Any unwanted sex is abuse. Even if the survivor enjoys the sex in someway, if the survivor is pressured into it, it is sexual abuse. Marital rape was not accepted as a concept until the 1970's. It is still not accepted as a crime, as witnessed by the fact that it has never been prosecuted in the US. Primary aggressors may pursue sexual activities with a blatant goal of power, using pain or direct physical control. In extreme cases, femicidal violence may be threatened or simulated.*
Moments of extreme feelings and extreme arousal tend to bond people, even when the experience is negative or dangerous. This is called trauma bonding. High risk and high-coercion sex certainly fits this category. It has been postulated that in some relationships of severe abuse, it is, in part, the sexual abuse that keeps the survivor attached to the primary aggressor.

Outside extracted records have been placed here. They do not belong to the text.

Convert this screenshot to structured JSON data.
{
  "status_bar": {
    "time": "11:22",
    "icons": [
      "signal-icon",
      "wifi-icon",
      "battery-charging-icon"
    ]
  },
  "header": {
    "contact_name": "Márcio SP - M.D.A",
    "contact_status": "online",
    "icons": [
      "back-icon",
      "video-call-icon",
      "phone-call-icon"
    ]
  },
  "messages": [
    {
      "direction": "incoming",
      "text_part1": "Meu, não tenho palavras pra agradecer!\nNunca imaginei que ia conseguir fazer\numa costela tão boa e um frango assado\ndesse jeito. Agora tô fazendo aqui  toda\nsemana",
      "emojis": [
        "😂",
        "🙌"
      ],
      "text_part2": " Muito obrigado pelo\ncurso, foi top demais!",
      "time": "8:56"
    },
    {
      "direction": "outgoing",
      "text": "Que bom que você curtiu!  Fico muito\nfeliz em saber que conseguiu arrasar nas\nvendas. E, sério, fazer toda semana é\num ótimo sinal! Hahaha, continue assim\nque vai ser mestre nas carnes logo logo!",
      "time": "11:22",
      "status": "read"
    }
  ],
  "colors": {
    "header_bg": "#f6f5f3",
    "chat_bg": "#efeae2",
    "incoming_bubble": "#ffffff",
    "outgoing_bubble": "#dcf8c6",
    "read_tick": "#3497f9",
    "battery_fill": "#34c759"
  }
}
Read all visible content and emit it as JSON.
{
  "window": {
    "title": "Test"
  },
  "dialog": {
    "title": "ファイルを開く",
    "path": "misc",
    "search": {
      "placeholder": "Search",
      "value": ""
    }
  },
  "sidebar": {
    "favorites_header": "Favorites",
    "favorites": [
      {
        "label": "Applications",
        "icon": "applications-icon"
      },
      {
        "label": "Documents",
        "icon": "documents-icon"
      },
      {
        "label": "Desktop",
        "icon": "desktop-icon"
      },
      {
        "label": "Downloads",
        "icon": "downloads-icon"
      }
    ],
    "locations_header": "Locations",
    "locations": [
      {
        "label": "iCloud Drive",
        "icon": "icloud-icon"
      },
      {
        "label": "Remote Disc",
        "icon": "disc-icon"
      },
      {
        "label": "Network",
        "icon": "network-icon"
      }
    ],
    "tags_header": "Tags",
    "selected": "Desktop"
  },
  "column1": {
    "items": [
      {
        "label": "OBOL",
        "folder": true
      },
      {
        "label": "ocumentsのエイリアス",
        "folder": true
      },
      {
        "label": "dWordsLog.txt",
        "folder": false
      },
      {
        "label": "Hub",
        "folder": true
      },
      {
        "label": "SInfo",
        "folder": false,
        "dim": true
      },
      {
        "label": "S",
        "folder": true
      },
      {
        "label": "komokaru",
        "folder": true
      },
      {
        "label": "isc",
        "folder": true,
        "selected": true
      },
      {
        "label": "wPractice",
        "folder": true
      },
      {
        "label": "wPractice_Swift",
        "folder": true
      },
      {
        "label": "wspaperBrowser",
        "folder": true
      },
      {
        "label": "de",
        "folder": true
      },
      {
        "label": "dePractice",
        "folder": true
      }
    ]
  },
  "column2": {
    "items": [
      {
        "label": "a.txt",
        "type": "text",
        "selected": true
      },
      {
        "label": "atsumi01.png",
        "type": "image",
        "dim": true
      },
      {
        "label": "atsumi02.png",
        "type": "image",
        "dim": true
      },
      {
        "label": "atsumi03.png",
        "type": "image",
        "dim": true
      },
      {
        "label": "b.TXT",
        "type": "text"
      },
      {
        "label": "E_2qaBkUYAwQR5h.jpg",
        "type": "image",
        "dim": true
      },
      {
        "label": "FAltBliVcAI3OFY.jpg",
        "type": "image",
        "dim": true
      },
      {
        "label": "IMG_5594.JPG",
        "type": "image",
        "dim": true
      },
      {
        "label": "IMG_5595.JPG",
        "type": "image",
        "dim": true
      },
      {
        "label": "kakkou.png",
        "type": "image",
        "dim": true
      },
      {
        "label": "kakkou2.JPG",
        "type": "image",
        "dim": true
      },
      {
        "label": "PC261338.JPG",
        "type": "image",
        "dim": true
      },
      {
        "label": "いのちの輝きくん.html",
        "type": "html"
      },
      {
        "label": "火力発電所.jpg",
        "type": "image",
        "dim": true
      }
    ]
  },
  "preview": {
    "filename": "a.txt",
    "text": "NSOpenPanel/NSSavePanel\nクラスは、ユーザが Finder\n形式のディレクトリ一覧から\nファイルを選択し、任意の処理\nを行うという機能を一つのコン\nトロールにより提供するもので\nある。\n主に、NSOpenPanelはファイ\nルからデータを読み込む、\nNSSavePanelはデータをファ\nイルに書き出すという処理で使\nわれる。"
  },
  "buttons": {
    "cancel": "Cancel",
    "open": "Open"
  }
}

Primary aggressors can threaten to have sex elsewhere if they cannot have sex when,and how they want it. An attempt is usually made to justify this by the concept that they are being refused sex. However, in this, they confuse refusal to submit to sex on the primary aggressor's terms as global refusal of sex. Primary aggressors may also sexually abuse children, especially since sex is being used for power.
Many primary aggressors have two or more relationships with women going at once. This provides a feeling of power (and perhaps a 'cushion' against the feeling of abandonment.) The blatant power behavior is either the deception itself, or, if the women know about each other, keeping them all hooked with the insincere promise that they are each the perferred women, and eventually will have him exclusively, if they please him.
Primary aggressors are almost always extremely jealous and may demand the survivor have sex to prove she isn't having sex with someone else.
*While the discussion of dominance and control in sexuality can possibly trail into the topic of mutually desired BDSM etc.., this is irrelevant to the relationships discussed here. Where primary aggression is operating in a relationship, consensual power exchange is just not possible.